Stefano Fogelberg Rota (Umeå Universitet)
Ordinary and extraordinary in two Eighteenth century Swedish travel accounts from Italy
During the eighteenth century, a number of Swedes journeyed to Italy and wrote about their experiences in letters and diaries. The writings of these travellers bear testimony to a great fascination for the ancient history of the region, combined with a general tone of dissatisfaction with regards to contemporary society on the peninsula, which is often criticized for its cultural backwardness. Art collections, architecture and music are, with few exceptions, the only parts of Italian society that are praised by the Swedish travellers. There are, however, two who stand out by, at the same time, confirming this trend and also challenging it: master builder Georg Fröman (d. 1767) and sea captain Carl Tersmeden (1715–1797).
Fröman and Tersmeden travelled to Italy in 1736-1737 and 1755-1756 respectively.
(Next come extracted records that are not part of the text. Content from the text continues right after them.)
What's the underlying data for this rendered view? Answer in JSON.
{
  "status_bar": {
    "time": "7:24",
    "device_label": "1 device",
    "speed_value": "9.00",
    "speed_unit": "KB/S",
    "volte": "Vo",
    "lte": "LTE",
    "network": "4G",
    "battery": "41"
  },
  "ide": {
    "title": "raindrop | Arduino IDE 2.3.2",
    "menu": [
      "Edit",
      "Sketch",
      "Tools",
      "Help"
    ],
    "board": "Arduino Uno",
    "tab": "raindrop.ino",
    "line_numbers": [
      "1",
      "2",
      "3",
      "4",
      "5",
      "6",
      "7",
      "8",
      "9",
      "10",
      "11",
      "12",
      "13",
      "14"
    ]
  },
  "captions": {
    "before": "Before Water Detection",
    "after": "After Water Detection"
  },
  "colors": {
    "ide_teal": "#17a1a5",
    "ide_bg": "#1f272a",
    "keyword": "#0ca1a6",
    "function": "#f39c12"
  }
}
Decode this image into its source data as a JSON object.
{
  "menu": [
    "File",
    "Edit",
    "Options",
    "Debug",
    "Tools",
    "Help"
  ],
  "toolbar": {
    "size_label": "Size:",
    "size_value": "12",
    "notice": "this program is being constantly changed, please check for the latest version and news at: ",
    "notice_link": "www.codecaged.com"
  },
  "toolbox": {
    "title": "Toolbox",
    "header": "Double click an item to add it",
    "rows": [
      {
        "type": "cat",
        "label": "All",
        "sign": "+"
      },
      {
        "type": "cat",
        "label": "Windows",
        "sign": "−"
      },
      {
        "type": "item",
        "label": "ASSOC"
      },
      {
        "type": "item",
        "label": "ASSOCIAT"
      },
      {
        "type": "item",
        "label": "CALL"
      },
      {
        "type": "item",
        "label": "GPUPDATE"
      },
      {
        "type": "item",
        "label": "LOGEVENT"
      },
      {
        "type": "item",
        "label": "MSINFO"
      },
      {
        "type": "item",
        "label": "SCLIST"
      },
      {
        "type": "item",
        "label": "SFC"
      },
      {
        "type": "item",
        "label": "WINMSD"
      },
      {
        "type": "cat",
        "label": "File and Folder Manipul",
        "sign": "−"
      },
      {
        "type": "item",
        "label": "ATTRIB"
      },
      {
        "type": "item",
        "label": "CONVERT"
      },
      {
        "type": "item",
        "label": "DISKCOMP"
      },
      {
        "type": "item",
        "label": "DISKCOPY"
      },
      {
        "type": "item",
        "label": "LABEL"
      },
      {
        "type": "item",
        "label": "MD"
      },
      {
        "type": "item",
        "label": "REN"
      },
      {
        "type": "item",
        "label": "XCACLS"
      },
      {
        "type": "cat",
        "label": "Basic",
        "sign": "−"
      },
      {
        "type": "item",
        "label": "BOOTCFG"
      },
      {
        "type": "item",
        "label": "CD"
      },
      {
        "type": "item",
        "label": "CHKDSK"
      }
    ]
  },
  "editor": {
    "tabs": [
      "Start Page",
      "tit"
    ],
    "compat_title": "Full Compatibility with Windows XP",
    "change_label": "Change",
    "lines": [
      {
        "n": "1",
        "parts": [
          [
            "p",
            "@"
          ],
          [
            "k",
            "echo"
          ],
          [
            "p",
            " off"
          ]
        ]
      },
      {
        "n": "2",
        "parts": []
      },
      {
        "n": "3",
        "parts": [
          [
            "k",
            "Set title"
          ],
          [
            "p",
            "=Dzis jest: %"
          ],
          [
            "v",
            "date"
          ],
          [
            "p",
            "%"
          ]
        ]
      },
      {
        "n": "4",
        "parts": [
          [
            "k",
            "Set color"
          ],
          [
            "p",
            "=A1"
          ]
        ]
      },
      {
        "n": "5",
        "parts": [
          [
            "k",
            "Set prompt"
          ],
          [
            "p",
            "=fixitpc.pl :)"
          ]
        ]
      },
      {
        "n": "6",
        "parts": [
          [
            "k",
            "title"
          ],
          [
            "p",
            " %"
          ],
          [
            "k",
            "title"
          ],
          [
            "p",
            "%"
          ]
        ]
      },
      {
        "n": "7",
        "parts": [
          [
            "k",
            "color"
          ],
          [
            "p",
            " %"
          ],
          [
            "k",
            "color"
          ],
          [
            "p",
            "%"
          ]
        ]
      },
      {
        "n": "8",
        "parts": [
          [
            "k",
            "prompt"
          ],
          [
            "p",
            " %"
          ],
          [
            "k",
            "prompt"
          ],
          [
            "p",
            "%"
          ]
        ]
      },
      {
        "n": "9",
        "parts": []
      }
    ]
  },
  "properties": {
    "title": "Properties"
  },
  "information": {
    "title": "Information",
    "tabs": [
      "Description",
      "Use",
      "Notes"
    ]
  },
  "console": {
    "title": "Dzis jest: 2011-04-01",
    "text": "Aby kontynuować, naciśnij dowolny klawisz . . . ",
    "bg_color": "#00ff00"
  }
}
While Fröman’s journey was part of his appointment as master builder at the Royal palace in Stockholm, and therefore strongly motivated by the construction of the new palace, Tersmeden benefited of a leave of absence from his employment as captain in Dutch service in order to visit Italy. The different circumstances of their journeys are reflected in their writings. The official character of Fröman’s travel to Rome, via the German speaking countries, together with royal architect Jean Erik Rehn (1717–1793) and royal artist Johan Pasch (1706–1769), stands out in his detailed diary in which he thoroughly records, in an objective and detached style, every single site visited, as well as all the money spent for transportation, accommodation and board. Tersmeden’s extensive memoirs are equally detailed, but often spiced up with unrealistic descriptions of his adventures at sea and on land. In his writings Tersmeden focuses on social and festive occasions describing – with both precision and vivid imagination – his meeting with the aristocratic milieus of the Italian courts he visited. Fröman and Tersmeden exemplify thus two main trends in eighteenth century travel writing, that is an everlasting interest for practicalities and a more markedly subjective representation. Moreover, they both show, albeit with different tones unusual interest for contemporary Italian societies. Most clear Tersemeden whose appraisal of Italian noblewoman is constantly reiterated.
In this paper I will not only focus on the differences between the two Swedes’ accounts of the foreign topographies they encountered in Italy and the rhetorical strategies they employed to describe them, I will also consider their similarities and the ways in which their writings oscillate between reality and fiction, subjectivity and claims to objectivity.